I wished I knew zip command earlier ! Just beautiful answer !

This is both beautiful and terrible at the same time.
I love it.

I also like this better than the replace method. It scales a bit better, and regex is awesome.

Thanks!

It works with same cardinality N for all the fields. Suppose if mvfield2 contains some null values then it will not properly. In my case there is a single column contains multivalued fields. how to expand this into multiple rows.

@somesoni2

Hi Somesh,

How to split this .
my query:

transaction part| timechart values(duration) as duration,values(rollno) as rollno

_time duration rollno
2016-08-07 21:13:00 10.07 1
9.56 2
7.35 3
12.32 4

I need output in below format:
_time duration rollno
2016-08-07 21:13:00 10.07 1
2016-08-07 21:13:00 9.56 2
2016-08-07 21:13:00 7.35 3
2016-08-07 21:13:00 12.32 4

thanks

Okay, same within a row is enough. Here's how I'd expand my example to three fields:

... | eval zipped = mvzip(mv1, mv2, "###") | eval zipped = mvzip(zipped, mv3, "###") | mvexpand zipped | makemv delim="###" zipped | eval mv1 = mvindex(zipped, 0) | eval mv2 = mvindex(zipped, 1) | eval mv3 = mvindex(zipped, 2) | fields - zipped

This should expand to six fields in the same way... using makemv to split the zipped field apart appears easier for many fields than replace.

@martin_mueller
Thanks. I've working with Splunk for almost 2 years and have never encountered multi-value. Your solution above worked on my first try.
Thanks and God bless,
Genesius

I would load a picture but I'm a little new and it won't let me.
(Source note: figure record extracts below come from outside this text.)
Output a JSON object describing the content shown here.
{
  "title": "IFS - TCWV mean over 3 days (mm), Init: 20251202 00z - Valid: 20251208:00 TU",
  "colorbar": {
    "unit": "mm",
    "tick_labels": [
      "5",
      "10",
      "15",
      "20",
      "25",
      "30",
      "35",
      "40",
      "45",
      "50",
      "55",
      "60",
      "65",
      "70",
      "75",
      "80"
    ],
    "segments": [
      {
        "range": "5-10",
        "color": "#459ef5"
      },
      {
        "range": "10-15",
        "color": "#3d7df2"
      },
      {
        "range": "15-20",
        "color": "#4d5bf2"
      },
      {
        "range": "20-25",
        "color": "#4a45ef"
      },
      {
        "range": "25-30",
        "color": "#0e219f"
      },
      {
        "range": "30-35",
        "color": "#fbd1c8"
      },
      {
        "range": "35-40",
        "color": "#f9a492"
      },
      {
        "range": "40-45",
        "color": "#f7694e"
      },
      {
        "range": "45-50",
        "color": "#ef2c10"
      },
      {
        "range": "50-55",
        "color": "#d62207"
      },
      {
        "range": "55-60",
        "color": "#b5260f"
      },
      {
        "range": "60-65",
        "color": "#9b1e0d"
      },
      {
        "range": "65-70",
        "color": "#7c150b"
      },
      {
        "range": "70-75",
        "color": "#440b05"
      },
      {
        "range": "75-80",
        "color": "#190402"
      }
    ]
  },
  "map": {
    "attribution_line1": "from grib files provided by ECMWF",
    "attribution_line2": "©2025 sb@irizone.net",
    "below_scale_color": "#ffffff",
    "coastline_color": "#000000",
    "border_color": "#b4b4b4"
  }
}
Within a single event row, all the multivalue fields are the same cardinality. Between rows they can vary (ie, mv1 might have 3 entries in the first event and 10 entries in the second event).

Are they all the same cardinality?

This doesn't seem to expand to work with the 6 multivalue fields I actually have.

mv3b was a typo. I'll give this a shot and see what happens.